Your presentations, audience participation, and written homework submissions will contribute approximately equally to this portion of your grade. This is based on your overall contribution to keeping the course moving (which includes forward progress, making sure presentations are complete and correct, helping other students' understanding) and on your ongoing understanding of the material. I will use the following rubric:

Exams (15% each)

There will be two in-class, closed-book exams on the following days:

Each exam will cover material from the beginning of the semester, though the second exam will focus more on material since the first exam. Makeup tests can be given only in extraordinary and unavoidable circumstances, and with advance notice.

Final (30%)

The final exam will be comprehensive over all material we discuss in class. The final will be on
Wed., 10 Dec., 4:00-6:45 p.m.



You may not consult books, the Internet, other people outside of class, or other sources to solve the problems or write your solutions. I do strongly encourage you to work with your classmates on the problems in advance. I also encourage you to talk to me frequently, more than in other courses. Feel free to ask questions about the material, show me your work before presenting it in class, and even just talk about your frustrations.

Academic dishonesty:

It is UTEP's policy, and mine, for all suspected cases or acts of alleged scholastic dishonesty to be referred to the Dean of Students for investigation and appropriate disposition. See Section 1.3.1 of the Handbook for Operating Procedures.


Due to the course structure, attendance is mandatory. There is no particular penalty for missing a particular class, but you cannot get a good participation grade if you miss too many classes. I will usually "excuse" an absence if you tell me about it in advance, or, in cases of emergencies, as soon as possible afterwards.

Drop date:

The deadline for student-initiated drops with a W is Friday, October 31. After this date, you can only drop with the Dean's approval, which is granted only under extenuating circumstances.

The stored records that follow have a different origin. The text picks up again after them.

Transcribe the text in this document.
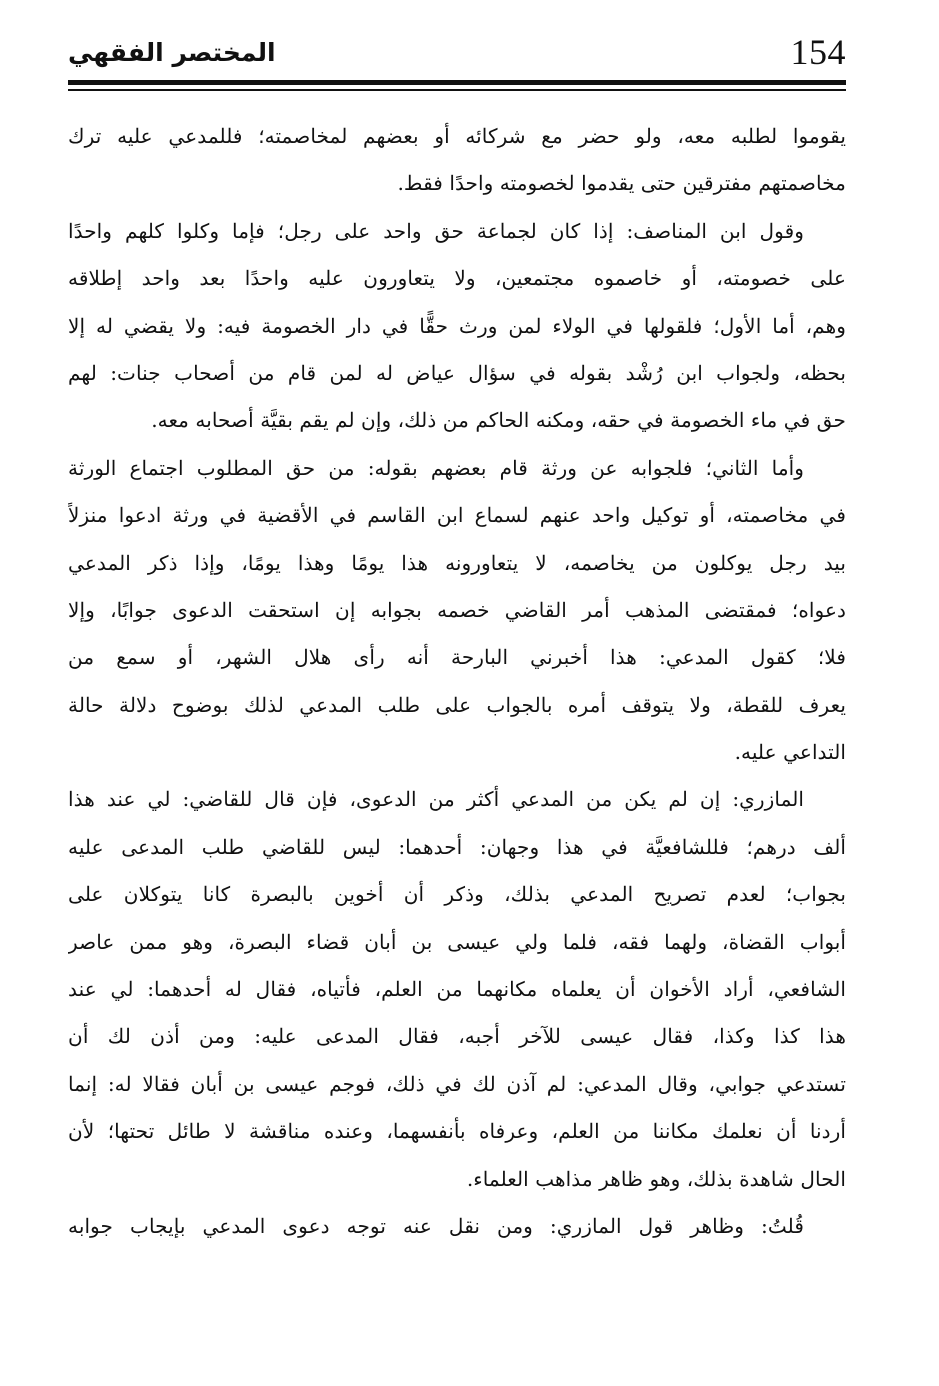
154
المختصر الفقهي
يقوموا لطلبه معه، ولو حضر مع شركائه أو بعضهم لمخاصمته؛ فللمدعي عليه ترك
مخاصمتهم مفترقين حتى يقدموا لخصومته واحدًا فقط.
وقول ابن المناصف: إذا كان لجماعة حق واحد على رجل؛ فإما وكلوا كلهم واحدًا
على خصومته، أو خاصموه مجتمعين، ولا يتعاورون عليه واحدًا بعد واحد إطلاقه
وهم، أما الأول؛ فلقولها في الولاء لمن ورث حقًّا في دار الخصومة فيه: ولا يقضي له إلا
بحظه، ولجواب ابن رُشْد بقوله في سؤال عياض له لمن قام من أصحاب جنات: لهم
حق في ماء الخصومة في حقه، ومكنه الحاكم من ذلك، وإن لم يقم بقيَّة أصحابه معه.
وأما الثاني؛ فلجوابه عن ورثة قام بعضهم بقوله: من حق المطلوب اجتماع الورثة
في مخاصمته، أو توكيل واحد عنهم لسماع ابن القاسم في الأقضية في ورثة ادعوا منزلاً
بيد رجل يوكلون من يخاصمه، لا يتعاورونه هذا يومًا وهذا يومًا، وإذا ذكر المدعي
دعواه؛ فمقتضى المذهب أمر القاضي خصمه بجوابه إن استحقت الدعوى جوابًا، وإلا
فلا؛ كقول المدعي: هذا أخبرني البارحة أنه رأى هلال الشهر، أو سمع من
يعرف للقطة، ولا يتوقف أمره بالجواب على طلب المدعي لذلك بوضوح دلالة حالة
التداعي عليه.
المازري: إن لم يكن من المدعي أكثر من الدعوى، فإن قال للقاضي: لي عند هذا
ألف درهم؛ فللشافعيَّة في هذا وجهان: أحدهما: ليس للقاضي طلب المدعى عليه
بجواب؛ لعدم تصريح المدعي بذلك، وذكر أن أخوين بالبصرة كانا يتوكلان على
أبواب القضاة، ولهما فقه، فلما ولي عيسى بن أبان قضاء البصرة، وهو ممن عاصر
الشافعي، أراد الأخوان أن يعلماه مكانهما من العلم، فأتياه، فقال له أحدهما: لي عند
هذا كذا وكذا، فقال عيسى للآخر أجبه، فقال المدعى عليه: ومن أذن لك أن
تستدعي جوابي، وقال المدعي: لم آذن لك في ذلك، فوجم عيسى بن أبان فقالا له: إنما
أردنا أن نعلمك مكاننا من العلم، وعرفاه بأنفسهما، وعنده مناقشة لا طائل تحتها؛ لأن
الحال شاهدة بذلك، وهو ظاهر مذاهب العلماء.
قُلتُ: وظاهر قول المازري: ومن نقل عنه توجه دعوى المدعي بإيجاب جوابه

I hope everyone will complete the course successfully, but if you are having doubts about your progress, I will be happy to discuss your standing in the course to help you decide whether or not to drop. You are only allowed three enrollments in this course, and students enrolled after Fall 2007 are only allowed six withdrawals in their entire academic career, so please exercise the drop option judiciously.


We all have to show courtesy to each other, and the class as a whole, during class time. Please arrive to class on time (or let me know when you have to be late, and why); do not engage in side conversations when one person (me, or another student) is talking to the whole class; turn off your cell phone (or at least set it to not ring out loud), and do not engage in phone, email, or text conversations during class.

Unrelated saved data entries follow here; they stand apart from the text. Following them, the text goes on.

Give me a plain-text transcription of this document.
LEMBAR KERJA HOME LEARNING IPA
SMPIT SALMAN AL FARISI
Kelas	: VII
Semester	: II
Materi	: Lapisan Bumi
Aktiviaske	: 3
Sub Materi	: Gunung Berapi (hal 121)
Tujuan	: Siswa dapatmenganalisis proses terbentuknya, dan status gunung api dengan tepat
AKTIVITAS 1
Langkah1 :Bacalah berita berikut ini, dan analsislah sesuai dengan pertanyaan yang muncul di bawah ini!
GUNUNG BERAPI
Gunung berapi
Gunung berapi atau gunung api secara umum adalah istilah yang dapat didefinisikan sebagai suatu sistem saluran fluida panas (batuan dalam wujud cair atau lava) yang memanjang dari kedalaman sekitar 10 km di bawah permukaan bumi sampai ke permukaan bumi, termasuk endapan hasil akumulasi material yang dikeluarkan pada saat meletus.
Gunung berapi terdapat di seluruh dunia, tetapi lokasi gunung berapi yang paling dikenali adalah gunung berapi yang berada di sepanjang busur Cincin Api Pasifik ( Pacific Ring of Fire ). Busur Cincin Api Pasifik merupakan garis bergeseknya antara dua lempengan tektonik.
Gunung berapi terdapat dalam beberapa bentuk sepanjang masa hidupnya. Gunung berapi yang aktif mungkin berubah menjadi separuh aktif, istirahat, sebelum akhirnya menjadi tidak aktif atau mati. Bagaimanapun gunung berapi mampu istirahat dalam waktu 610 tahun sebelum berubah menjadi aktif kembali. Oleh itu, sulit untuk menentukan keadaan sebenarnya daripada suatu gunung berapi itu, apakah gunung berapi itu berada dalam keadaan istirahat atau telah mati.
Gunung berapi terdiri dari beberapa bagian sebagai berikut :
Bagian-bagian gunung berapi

If you have, or suspect you have, a disability and need an accommodation, you should contact the Disabled Student Services Office (DSSO) at 747-5148, dss@utep.edu, or Union East room 106. You are responsible for presenting to me any DSS accommodation letters and instructions.

Exceptional circumstances:

If you anticipate the possibility of missing large portions of class time, due to exceptional circumstances such as military service and/or training, or childbirth, please let me know as soon as possible.